From wiki: > Since the hash function is randomizing, each of the n sites is equally likely to receive the object O. Loads are uniform across the sites.
This is a really interesting topic of its own! The first sentence is correct, the second is asymptotically correct, but untrue in a lot of practical cases. It's very easy to overestimate the degree of uniformity you get from random allocation, especially where the number of "balls" isn't very large compared to the number of "bins". More here: https://brooker.co.za/blog/2018/01/01/balls-into-bins.html
Unfortunately, the purity of simplicity here is deceptive and doesn't scale well to the real world where some jobs are resource hogs (job variance) and hang (nondeterminism and error handling). This is reinventing an HA job scheduler but without retries or load leveling. If you want even working sets without hotspots, then you need a job scheduler aware of workers' load state. This cannot happen by blindly rolling dice and giving it a cute name.
Thx for your feedback. Most of the workload still happens inside a job queue however for this case we deem that it’s not necessary. Fortunately it’s working well for us, the task async part is also adaptable if the problem becomes more complex than what it needs to be then we can handle those cases accordingly. However we still believe throwing everything in a job queue isn’t always optimal either.
For error handling when the task fails it sends a message to the genserver we can also use that opportunity to handle retry, or do a strategy change where after first failure we throw it into a job queue.
This way we optimize for user experience and at the same time have a robust strategy for handling failure. I guess that can be another blog post on its own.
Nice post!
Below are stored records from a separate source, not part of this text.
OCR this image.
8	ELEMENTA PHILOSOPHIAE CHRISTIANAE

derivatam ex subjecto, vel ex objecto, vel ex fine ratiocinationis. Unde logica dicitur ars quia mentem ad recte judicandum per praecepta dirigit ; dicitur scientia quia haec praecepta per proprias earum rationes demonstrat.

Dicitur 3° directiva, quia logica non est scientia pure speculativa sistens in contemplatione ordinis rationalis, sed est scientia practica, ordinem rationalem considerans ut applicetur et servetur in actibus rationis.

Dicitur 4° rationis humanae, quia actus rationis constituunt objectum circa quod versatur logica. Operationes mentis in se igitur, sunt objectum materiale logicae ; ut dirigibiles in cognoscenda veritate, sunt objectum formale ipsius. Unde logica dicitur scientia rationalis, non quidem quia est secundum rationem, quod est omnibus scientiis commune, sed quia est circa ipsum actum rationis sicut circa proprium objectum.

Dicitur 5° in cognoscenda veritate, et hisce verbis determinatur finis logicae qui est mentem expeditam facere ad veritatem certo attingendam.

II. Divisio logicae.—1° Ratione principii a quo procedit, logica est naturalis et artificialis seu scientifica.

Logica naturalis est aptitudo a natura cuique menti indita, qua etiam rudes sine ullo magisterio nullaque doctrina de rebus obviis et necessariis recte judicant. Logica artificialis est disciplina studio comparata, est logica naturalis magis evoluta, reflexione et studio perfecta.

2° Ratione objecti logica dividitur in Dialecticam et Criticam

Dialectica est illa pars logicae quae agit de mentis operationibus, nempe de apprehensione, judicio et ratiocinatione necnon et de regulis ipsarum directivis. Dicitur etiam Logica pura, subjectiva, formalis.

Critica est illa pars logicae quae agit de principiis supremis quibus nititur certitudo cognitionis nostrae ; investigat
Couple things that might be useful:
1. While JCH will usually be the most performant hashing method, naively, removing a node will affect all nodes of higher order. This makes the logic of node deletions somewhat more complex than (say) Discord's hash ring. This is why JCH is more common for long-term, distributed, redundant storage -- where the topology changes far less frequently.
2. For sharding, what makes distribution hard is not so much the hashing but consensus on the cluster state -- this is the hidden problem. Bryan Hunter's talk on Waterpark (https://youtu.be/9qUfX3XFi_4) is a excellent example of what you can do when you can set things up so that the topology is fixed. In fact, this approach makes things so straight forward that it is shared by Riak, where the number of vnodes is fixed.
However, if you have a rapidly changing topology (like several Kubernetes clusters that are frequently scaling up and down), you can often need some sort of consensus mechanism to make sure every node has a consistent view of the cluster. In my experience, this usually ends up being the most complex part of distribution problem to solve.
Will definitely checkout discord’s hash ring!
Thank you for your feedback.
Worth noting Discord's consistent hash ring implementation in pure Elixir. It's very easy to use and maintained by Discord (yay): https://github.com/discord/ex_hash_ring/
That looks cool! Seems like I have a new toy to explore!